Ao jornal Times of Israel, o porta-voz das Forças Armadas israelenses Daniel Hagari disse que "a mídia internacional caiu na estratégia do Hamas mais uma vez" no caso do ataque à escola, dizendo que o grupo terrorista espera que, ao se esconder em escolas, hospitais e mesquitas, "a lei internacional e a boa vontade da opinião pública os proteja de ataques". Hagari afirmou que a estratégia do grupo obriga Israel a tratar esses prédios como alvos de guerra.
O bombardeio ocorre no momento em que a pressão internacional aumenta para Tel Aviv e Hamas chegarem a um acordo de cessar-fogo, depois de novo plano apresentado pelo presidente dos EUA, Joe Biden. O governo do premiê Binyamin Netanyahu tem reiterado que não vai interromper as ações militares em Gaza durante as negociações.
O líder político do Hamas, Ismail Haniyeh, disse na quarta que uma das exigências do grupo terrorista no acordo era o fim da guerra. Embora isso estivesse previsto no plano de Biden, apresentado no último dia 31, Israel insiste que só encerrará suas operações com a destruição completa do Hamas, o que mantém o impasse.

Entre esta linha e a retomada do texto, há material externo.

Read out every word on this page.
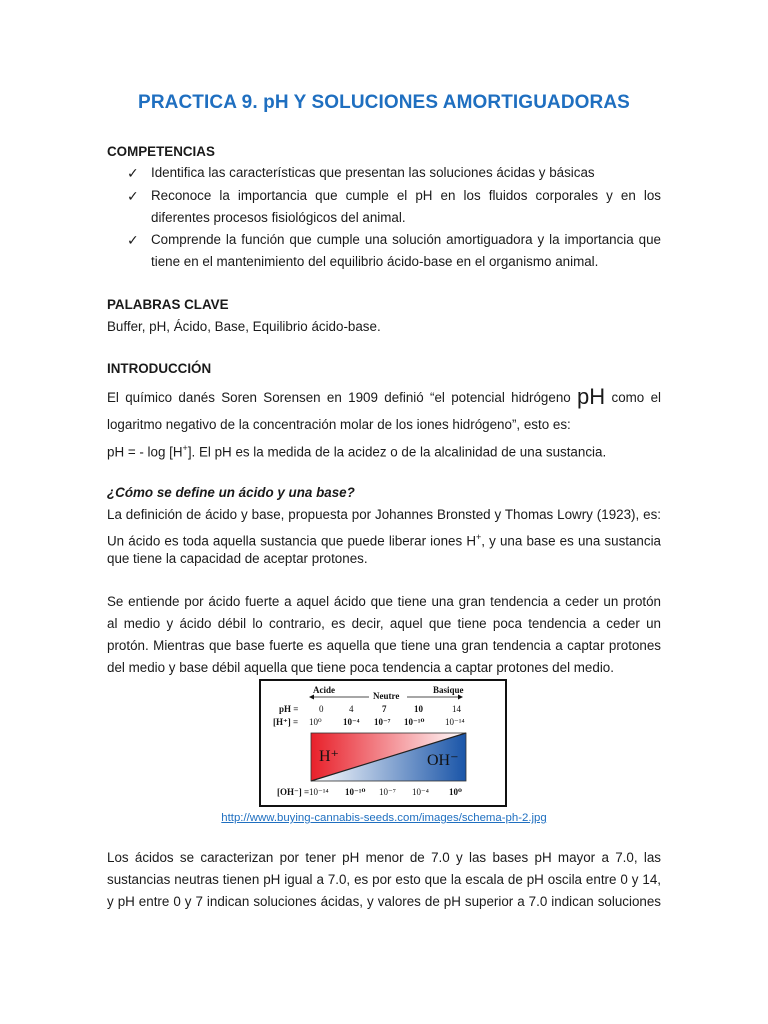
PRACTICA 9. pH Y SOLUCIONES AMORTIGUADORAS
COMPETENCIAS
✓ Identifica las características que presentan las soluciones ácidas y básicas
✓ Reconoce la importancia que cumple el pH en los fluidos corporales y en los
diferentes procesos fisiológicos del animal.
✓ Comprende la función que cumple una solución amortiguadora y la importancia que
tiene en el mantenimiento del equilibrio ácido-base en el organismo animal.
PALABRAS CLAVE
Buffer, pH, Ácido, Base, Equilibrio ácido-base.
INTRODUCCIÓN
El químico danés Soren Sorensen en 1909 definió “el potencial hidrógeno pH como el
logaritmo negativo de la concentración molar de los iones hidrógeno”, esto es:
pH = - log [H+]. El pH es la medida de la acidez o de la alcalinidad de una sustancia.
¿Cómo se define un ácido y una base?
La definición de ácido y base, propuesta por Johannes Bronsted y Thomas Lowry (1923), es:
Un ácido es toda aquella sustancia que puede liberar iones H+, y una base es una sustancia
que tiene la capacidad de aceptar protones.
Se entiende por ácido fuerte a aquel ácido que tiene una gran tendencia a ceder un protón
al medio y ácido débil lo contrario, es decir, aquel que tiene poca tendencia a ceder un
protón. Mientras que base fuerte es aquella que tiene una gran tendencia a captar protones
del medio y base débil aquella que tiene poca tendencia a captar protones del medio.
Acide
Neutre
Basique
pH = 0	4	7	10	14
[H⁺] = 10⁰ 10⁻⁴ 10⁻⁷ 10⁻¹⁰ 10⁻¹⁴
[OH⁻] = 10⁻¹⁴ 10⁻¹⁰ 10⁻⁷ 10⁻⁴ 10⁰
H⁺	OH⁻
http://www.buying-cannabis-seeds.com/images/schema-ph-2.jpg
Los ácidos se caracterizan por tener pH menor de 7.0 y las bases pH mayor a 7.0, las
sustancias neutras tienen pH igual a 7.0, es por esto que la escala de pH oscila entre 0 y 14,
y pH entre 0 y 7 indican soluciones ácidas, y valores de pH superior a 7.0 indican soluciones
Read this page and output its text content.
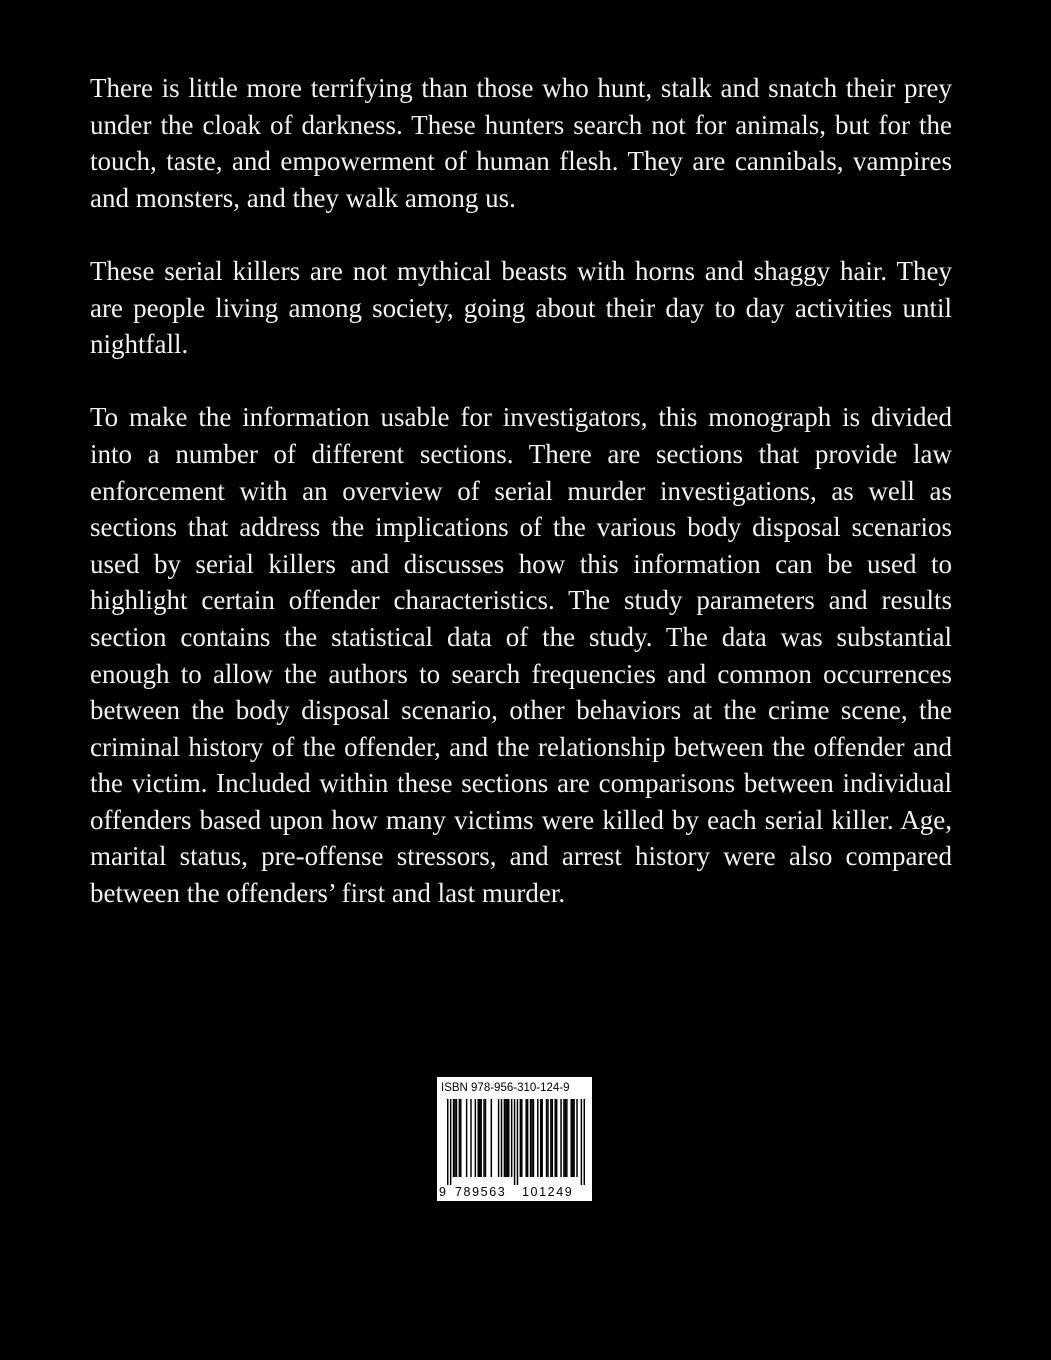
There is little more terrifying than those who hunt, stalk and snatch their prey under the cloak of darkness. These hunters search not for animals, but for the touch, taste, and empowerment of human flesh. They are cannibals, vampires and monsters, and they walk among us.

These serial killers are not mythical beasts with horns and shaggy hair. They are people living among society, going about their day to day activities until nightfall.

To make the information usable for investigators, this monograph is divided into a number of different sections. There are sections that provide law enforcement with an overview of serial murder investigations, as well as sections that address the implications of the various body disposal scenarios used by serial killers and discusses how this information can be used to highlight certain offender characteristics. The study parameters and results section contains the statistical data of the study. The data was substantial enough to allow the authors to search frequencies and common occurrences between the body disposal scenario, other behaviors at the crime scene, the criminal history of the offender, and the relationship between the offender and the victim. Included within these sections are comparisons between individual offenders based upon how many victims were killed by each serial killer. Age, marital status, pre-offense stressors, and arrest history were also compared between the offenders’ first and last murder.

ISBN 978-956-310-124-9
9 789563 101249
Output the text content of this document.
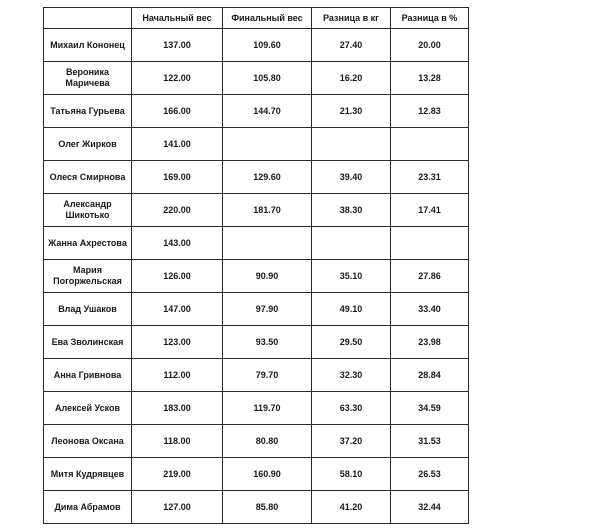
	Начальный вес	Финальный вес	Разница в кг	Разница в %
Михаил Кононец	137.00	109.60	27.40	20.00
Вероника Маричева	122.00	105.80	16.20	13.28
Татьяна Гурьева	166.00	144.70	21.30	12.83
Олег Жирков	141.00			
Олеся Смирнова	169.00	129.60	39.40	23.31
Александр Шикотько	220.00	181.70	38.30	17.41
Жанна Ахрестова	143.00			
Мария Погоржельская	126.00	90.90	35.10	27.86
Влад Ушаков	147.00	97.90	49.10	33.40
Ева Зволинская	123.00	93.50	29.50	23.98
Анна Гривнова	112.00	79.70	32.30	28.84
Алексей Усков	183.00	119.70	63.30	34.59
Леонова Оксана	118.00	80.80	37.20	31.53
Митя Кудрявцев	219.00	160.90	58.10	26.53
Дима Абрамов	127.00	85.80	41.20	32.44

No discurso em que apresentou o acordo, Biden disse que as negociações levariam a um "dia seguinte" para a Faixa de Gaza sem o Hamas no poder, mas não está claro como isso seria possível. Depois de meses de bombardeios e mais de 36 mil palestinos mortos em Gaza, a facção terrorista não dá sinais de que perdeu a coesão e a capacidade de agir como grupo.
A proposta prevê três fases: na primeira, haveria um cessar-fogo completo por seis semanas, Israel retiraria todas as tropas das áreas habitadas da Faixa de Gaza, e reféns sequestrados pelo Hamas nos ataques de 7 de outubro seriam libertados em troca da soltura de centenas de prisioneiros palestinos.
Na segunda etapa, o Hamas e Israel negociariam um fim permanente para a guerra, e o cessar-fogo continuaria em vigor durante essas negociações —ponto já rejeitado por Tel Aviv. A terceira fase consistiria em um plano de reconstrução do território palestino.
Assim, a resposta de Haniyeh, juntamente com as ameaças de parceiros da coalizão de Binyamin Netanyahu de abandonarem o governo caso o acordo seja aceito, torna improvável um avanço.